Understanding the biological impact of ambient light on the human circadian system is a critical step toward the eventual application of countermeasures to these and other sleep and circadian-related disorders in civilian populations. Quantifying the relative potency of different wavelengths of light for melatonin suppression via the retinohypothalamic tract will provide key insights not only into the basic underlying physiology of this photosensory system, but also produce guidelines for how a misalignment of the system could be most effectively corrected.
This research is also expected to have a wide-ranging impact on future types of artificial indoor lighting and architectural illumination in general. The lighting industry has taken notice of the biological impact different types of light is capable of having, and has already begun to invest in furthering our understanding of lights role for human health. There are a number of existing therapeutic interventions using light that stand to benefit from an enhanced understanding of how specifically different wavelengths of the spectrum affect the human circadian system. A more efficient intervention, with increased potency and/or less side effects, could result.

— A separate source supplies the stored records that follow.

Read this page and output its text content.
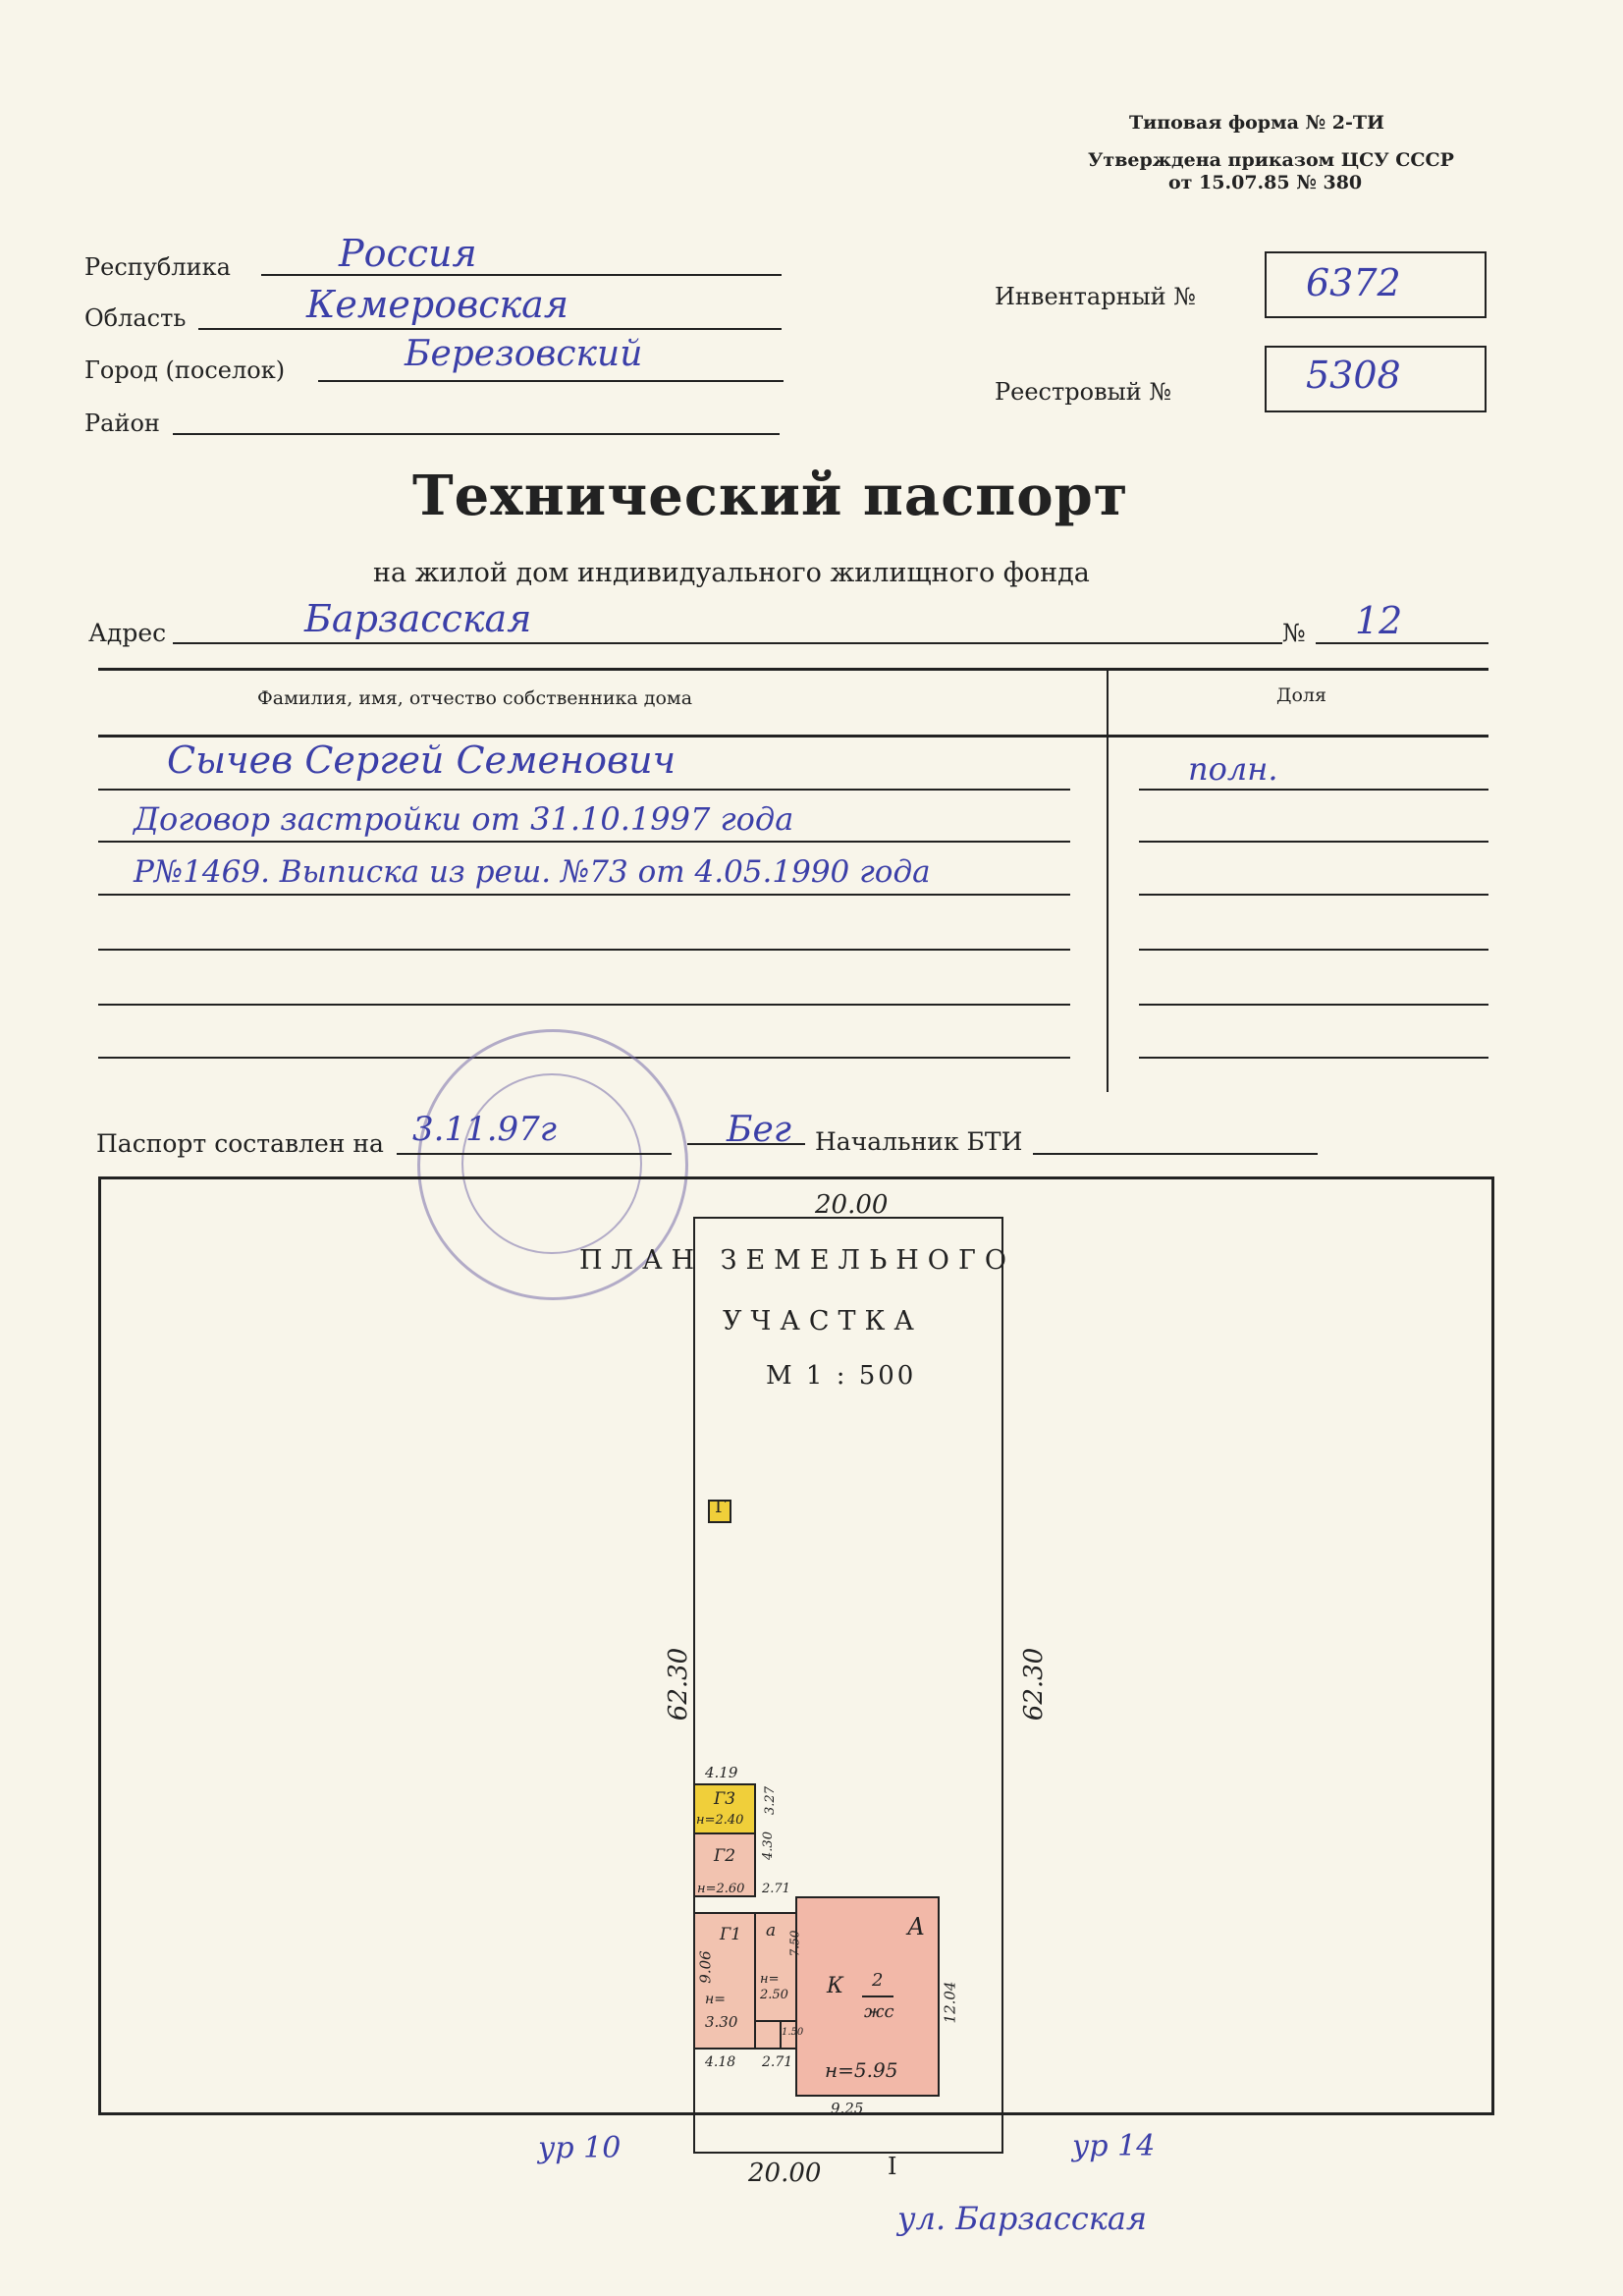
Типовая форма № 2-ТИ
Утверждена приказом ЦСУ СССР
от 15.07.85 № 380
Республика	Россия
Область	Кемеровская
Город (поселок)	Березовский
Район
Инвентарный №	6372
Реестровый №	5308
Технический паспорт
на жилой дом индивидуального жилищного фонда
Адрес	Барзасская	№ 12
Фамилия, имя, отчество собственника дома	Доля
Сычев Сергей Семенович	полн.
Договор застройки от 31.10.1997 года
Р№1469. Выписка из реш. №73 от 4.05.1990 года
Паспорт составлен на 3.11.97г	Бег Начальник БТИ
ПЛАН ЗЕМЕЛЬНОГО
УЧАСТКА
М 1 : 500
20.00
20.00	I
62.30	62.30
Г
ур 10	ур 14
ул. Барзасская
4.19
Г3
н=2.40
3.27
Г2 4.30
н=2.60 2.71
Г1
9.06
н=
3.30
а 7.50
н=
2.50
1.50
А
К 2
жс
н=5.95
12.04
9.25
4.18 2.71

One such disorder currently being treated with bright white light is Seasonal Affective Disorder (SAD), also known as winter depression. It is estimated that as many as 1 in 5 Americans suffer from SAD or its milder version, subsyndromal Seasonal Affective Disorder (sSAD). Similar bright white light interventions are also used for treating jetlag. Optimizing the light spectrum for specific affective and/or circadian-related disorders could deliver the same biological impact with lower levels of light intensity, and potentially less side-effects.